Some party members have been summoned to meetings where they've been told to get shots as soon as possible to set an example, according to people familiar with the matter. At one such meeting in Beijing, cadres were told they had to get vaccinated unless they got a medical exemption.

Employees of at least three state-owned banks and at least one major university who would not speak on the record said that staff have been repeatedly urged to get vaccinated, and had to provide an official reason if they declined.

The information office of China's State Council didn't respond to requests for comment. The State-owned Assets Supervision and Administration Commission, or SASAC, which oversees China's government-run companies, didn't immediately respond to a fax seeking comment.

"We've seen populations of entire cities queue up and be tested within a few days, and the same kind of infrastructure could be used for mass vaccination," said Benjamin Cowling, head of epidemiology and biostatistics at the University of Hong Kong.

Indeed, China has experience in getting vaccination on such a large scale accomplished in the past.
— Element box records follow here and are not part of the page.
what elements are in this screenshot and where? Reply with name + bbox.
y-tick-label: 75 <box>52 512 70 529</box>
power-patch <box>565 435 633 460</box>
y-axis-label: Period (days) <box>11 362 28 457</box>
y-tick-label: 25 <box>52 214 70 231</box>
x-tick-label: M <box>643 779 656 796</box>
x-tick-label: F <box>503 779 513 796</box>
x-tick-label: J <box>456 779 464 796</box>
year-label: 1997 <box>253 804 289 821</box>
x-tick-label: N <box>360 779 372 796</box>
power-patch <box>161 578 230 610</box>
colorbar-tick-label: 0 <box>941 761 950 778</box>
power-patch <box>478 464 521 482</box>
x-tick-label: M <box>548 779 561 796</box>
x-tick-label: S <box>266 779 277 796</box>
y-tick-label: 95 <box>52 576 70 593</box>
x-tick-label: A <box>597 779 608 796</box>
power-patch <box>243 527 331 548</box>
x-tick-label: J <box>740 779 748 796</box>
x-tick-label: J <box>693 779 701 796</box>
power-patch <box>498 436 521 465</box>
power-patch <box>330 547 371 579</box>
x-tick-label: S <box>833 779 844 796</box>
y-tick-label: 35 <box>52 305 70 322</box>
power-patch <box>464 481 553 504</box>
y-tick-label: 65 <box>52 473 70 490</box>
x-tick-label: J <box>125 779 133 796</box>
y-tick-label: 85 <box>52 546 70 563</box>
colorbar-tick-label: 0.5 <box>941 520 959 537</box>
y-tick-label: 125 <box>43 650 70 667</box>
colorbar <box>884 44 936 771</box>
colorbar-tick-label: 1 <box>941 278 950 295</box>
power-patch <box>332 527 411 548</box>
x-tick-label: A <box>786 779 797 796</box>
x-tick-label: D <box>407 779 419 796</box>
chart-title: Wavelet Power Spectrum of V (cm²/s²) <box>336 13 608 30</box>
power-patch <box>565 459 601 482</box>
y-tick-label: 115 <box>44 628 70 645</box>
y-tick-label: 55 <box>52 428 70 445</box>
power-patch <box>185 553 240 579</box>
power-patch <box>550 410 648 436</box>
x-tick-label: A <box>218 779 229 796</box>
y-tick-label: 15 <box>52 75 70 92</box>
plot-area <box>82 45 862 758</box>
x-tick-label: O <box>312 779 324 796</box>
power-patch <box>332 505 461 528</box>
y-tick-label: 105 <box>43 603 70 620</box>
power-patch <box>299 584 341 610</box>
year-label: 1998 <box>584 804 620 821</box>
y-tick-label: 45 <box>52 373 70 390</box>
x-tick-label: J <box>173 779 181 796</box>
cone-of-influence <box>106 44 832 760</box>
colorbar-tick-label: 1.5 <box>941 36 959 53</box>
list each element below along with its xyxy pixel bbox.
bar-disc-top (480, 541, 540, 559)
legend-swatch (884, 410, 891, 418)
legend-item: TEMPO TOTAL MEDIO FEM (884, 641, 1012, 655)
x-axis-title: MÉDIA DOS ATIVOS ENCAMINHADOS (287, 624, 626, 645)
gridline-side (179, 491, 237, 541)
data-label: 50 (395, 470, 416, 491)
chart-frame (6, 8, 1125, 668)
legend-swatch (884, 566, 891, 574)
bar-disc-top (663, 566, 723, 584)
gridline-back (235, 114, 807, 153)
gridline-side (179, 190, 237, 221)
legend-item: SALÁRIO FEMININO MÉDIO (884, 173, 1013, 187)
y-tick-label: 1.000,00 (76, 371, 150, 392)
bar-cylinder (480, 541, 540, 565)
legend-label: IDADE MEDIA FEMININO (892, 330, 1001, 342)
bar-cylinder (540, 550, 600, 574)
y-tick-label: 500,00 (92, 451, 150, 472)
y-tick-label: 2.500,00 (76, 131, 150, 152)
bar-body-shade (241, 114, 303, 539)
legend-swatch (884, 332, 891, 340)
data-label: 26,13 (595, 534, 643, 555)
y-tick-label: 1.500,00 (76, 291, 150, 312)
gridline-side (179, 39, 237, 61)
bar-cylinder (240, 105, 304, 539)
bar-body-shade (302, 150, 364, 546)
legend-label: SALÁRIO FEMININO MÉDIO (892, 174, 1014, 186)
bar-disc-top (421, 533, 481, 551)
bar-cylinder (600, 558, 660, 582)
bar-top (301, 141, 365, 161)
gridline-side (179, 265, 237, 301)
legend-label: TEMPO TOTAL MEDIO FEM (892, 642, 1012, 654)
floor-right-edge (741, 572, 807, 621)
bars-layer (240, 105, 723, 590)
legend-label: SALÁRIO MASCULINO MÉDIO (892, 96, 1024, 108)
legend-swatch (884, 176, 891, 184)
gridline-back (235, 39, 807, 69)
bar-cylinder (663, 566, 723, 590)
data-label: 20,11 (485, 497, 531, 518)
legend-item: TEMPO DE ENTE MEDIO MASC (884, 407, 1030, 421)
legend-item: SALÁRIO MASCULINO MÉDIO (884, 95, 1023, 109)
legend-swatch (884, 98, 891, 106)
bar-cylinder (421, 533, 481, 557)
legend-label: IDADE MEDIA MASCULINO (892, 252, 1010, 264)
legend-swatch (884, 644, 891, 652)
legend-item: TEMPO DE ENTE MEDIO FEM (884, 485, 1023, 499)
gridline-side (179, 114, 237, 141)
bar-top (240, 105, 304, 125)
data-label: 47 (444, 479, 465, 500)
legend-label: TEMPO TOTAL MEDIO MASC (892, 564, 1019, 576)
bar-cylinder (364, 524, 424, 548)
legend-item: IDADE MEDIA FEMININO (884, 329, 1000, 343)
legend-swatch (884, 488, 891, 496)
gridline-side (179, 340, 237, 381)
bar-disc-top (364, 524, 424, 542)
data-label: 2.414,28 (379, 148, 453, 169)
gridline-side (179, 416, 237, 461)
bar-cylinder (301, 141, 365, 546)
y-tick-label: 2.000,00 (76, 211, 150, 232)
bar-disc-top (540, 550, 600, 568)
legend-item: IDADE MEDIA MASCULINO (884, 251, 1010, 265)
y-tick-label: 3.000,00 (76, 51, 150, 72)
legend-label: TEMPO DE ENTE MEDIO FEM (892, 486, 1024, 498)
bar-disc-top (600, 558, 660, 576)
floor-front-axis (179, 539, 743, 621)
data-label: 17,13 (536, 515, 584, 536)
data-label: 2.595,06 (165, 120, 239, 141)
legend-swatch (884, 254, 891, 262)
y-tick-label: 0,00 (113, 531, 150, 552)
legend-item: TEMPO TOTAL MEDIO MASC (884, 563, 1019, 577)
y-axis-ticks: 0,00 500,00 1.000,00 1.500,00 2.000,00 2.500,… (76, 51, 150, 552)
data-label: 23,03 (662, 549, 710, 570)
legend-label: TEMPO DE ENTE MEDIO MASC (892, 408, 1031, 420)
In 2010, the government launched a measles inoculation blitz, giving out 100 million doses to children around the country in 10 days to quell a resurgence in the disease.

The question is whether the current approach, comprising of small incentives and societal and peer pressure, can get China's vaccination numbers sufficiently high enough in the face of widespread vaccine hesitancy.

Observers expect officials may need to escalate incentives, for example using punitive measure like restricting the movement of people who haven't been inoculated.

Cowling said that the government could further link vaccination status with the existing health code system, which allows vaccinated people to travel more easily and perhaps be exempt from some quarantine policies.

Some local officials are already escalating measures: a city in Hainan province put out posters warning that if people didn't get vaccinated they would be blacklisted, and barred from public transport, receiving government subsidies and other benefits. The city government later apologized for the harshness of the notice and rescinded the rules.

Lin Liwei, 35, a migrant worker in Beijing, is waiting to receive her second dose of the vaccine. Lin fears that she wouldn't be allowed to board a train to return home to Inner Mongolia if she isn't inoculated.

"If you're not vaccinated, you're out," said Lin.

For the time being, the government is still waiting to see how far the existing approach can get them in the vaccination drive, said Seton Hall's Huang. It could ultimately move to make vaccines compulsory, as some other countries like Indonesia have done.

"I don't think China would mind eventually making vaccination mandatory considering they have implemented far more draconian measures," said Huang. "As long as you have the vaccine supply and the ability to widely administer shots, it won't be a problem to make vaccination an obligation."